"Yes, but an aeroplane engine runs many, many times faster than the motor of an auto," said Tom, "and there are more explosions to muffle. I doubt if the muffler of an auto would cut down the sound of an aero engine to any appreciable extent. But, of course, I'll try along those lines."
"They have mufflers or silencers for guns and rifles," went on Ned. "Couldn't you make a big one of those contraptions and put it on an aeroplane?"
"I doubt it," said Tom, shaking his head. "Of course it's the same principle as that in an auto muffler, or on a motor boat—a series of baffle plates arranged within a hollow cylinder. But all such devices cut down power, and I don't want to do that. However, I'm going to solve the problem or—bust!"
And Tom came near "busting," Ned remarked later, when he and his friend talked over the progress of the invention.
Two weeks had passed since the start of his evolution of his new idea, and following the visiting of the representatives of the Universal Flying Machine Company. Since then neither Gale nor Ware had communicated with Tom.
"But I must be on the watch against them," thought the young inventor. "I'm pretty sure Gale heard me mention what I was going to try to invent, and he may get ahead of me, and put a silent motor on the market first. Not that I'm afraid of being done out of any profits, but I simply don't want to be beaten."
The details of Tom's invention cannot be gone into, but, roughly, it was based on the principle of not only a muffler but also of producing less noise when the charges of gasoline exploded in the cylinders. It is, of course, the explosion of gasoline mixed with air that causes an internal combustion engine to operate. And it is the expulsion of the burned gases that causes the exhaust and makes the noise that is heard.
Tom was working along the well-known line of the rate of travel of sound, which progresses at the rate of about 1090 feet a second when air is at the freezing point. And, roughly, with every degree increase in the atmosphere's temperature the velocity of sound increases by one foot. Thus at a temperature of 100 degrees Fahrenheit, or 68 degrees above freezing, there would be added to the 1090 feet the 68 feet, making sound travel at 100 degrees Fahrenheit about 1158 feet a second.
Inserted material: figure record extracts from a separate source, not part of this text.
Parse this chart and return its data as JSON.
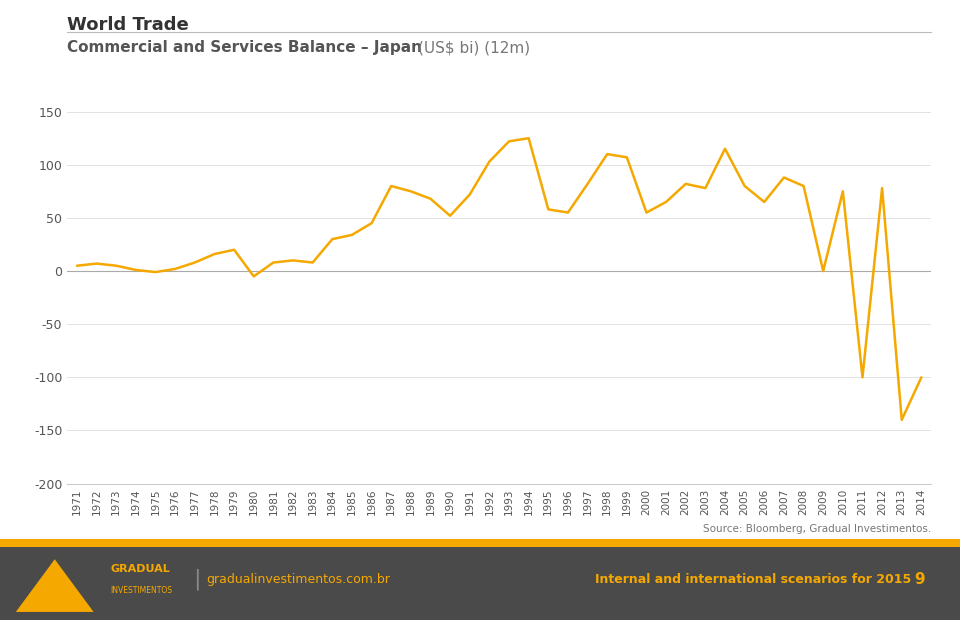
{
  "title_main": "World Trade",
  "subtitle_bold": "Commercial and Services Balance – Japan ",
  "subtitle_normal": "(US$ bi) (12m)",
  "line_color": "#F5A800",
  "line_width": 1.8,
  "background_color": "#FFFFFF",
  "source_text": "Source: Bloomberg, Gradual Investimentos.",
  "footer_bg": "#4A4A4A",
  "footer_gold": "#F5A800",
  "footer_text1": "gradualinvestimentos.com.br",
  "footer_text2": "Internal and international scenarios for 2015",
  "footer_page": "9",
  "ylim": [
    -200,
    150
  ],
  "yticks": [
    -200,
    -150,
    -100,
    -50,
    0,
    50,
    100,
    150
  ],
  "years": [
    1971,
    1972,
    1973,
    1974,
    1975,
    1976,
    1977,
    1978,
    1979,
    1980,
    1981,
    1982,
    1983,
    1984,
    1985,
    1986,
    1987,
    1988,
    1989,
    1990,
    1991,
    1992,
    1993,
    1994,
    1995,
    1996,
    1997,
    1998,
    1999,
    2000,
    2001,
    2002,
    2003,
    2004,
    2005,
    2006,
    2007,
    2008,
    2009,
    2010,
    2011,
    2012,
    2013,
    2014
  ],
  "values": [
    5,
    7,
    5,
    1,
    -1,
    2,
    8,
    16,
    20,
    -5,
    8,
    10,
    8,
    30,
    34,
    45,
    80,
    75,
    68,
    52,
    72,
    103,
    122,
    125,
    58,
    55,
    82,
    110,
    107,
    55,
    65,
    82,
    78,
    115,
    80,
    65,
    88,
    80,
    0,
    75,
    -100,
    78,
    -140,
    -100
  ]
}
Tom had set up in his shop a powerful, but not very speedy, old aeroplane engine, and had attached to it the device he hoped would help him toward solving his problem of cutting down the noise. He had had some success with it, and, after days and nights of labor, he invited his father and Ned, as well as Mr. Damon, over to see what he hoped would be a final experiment.
His visitors had assembled in the shop, and Eradicate was setting out some refreshments which Tom had provided, the colored man being in his element now.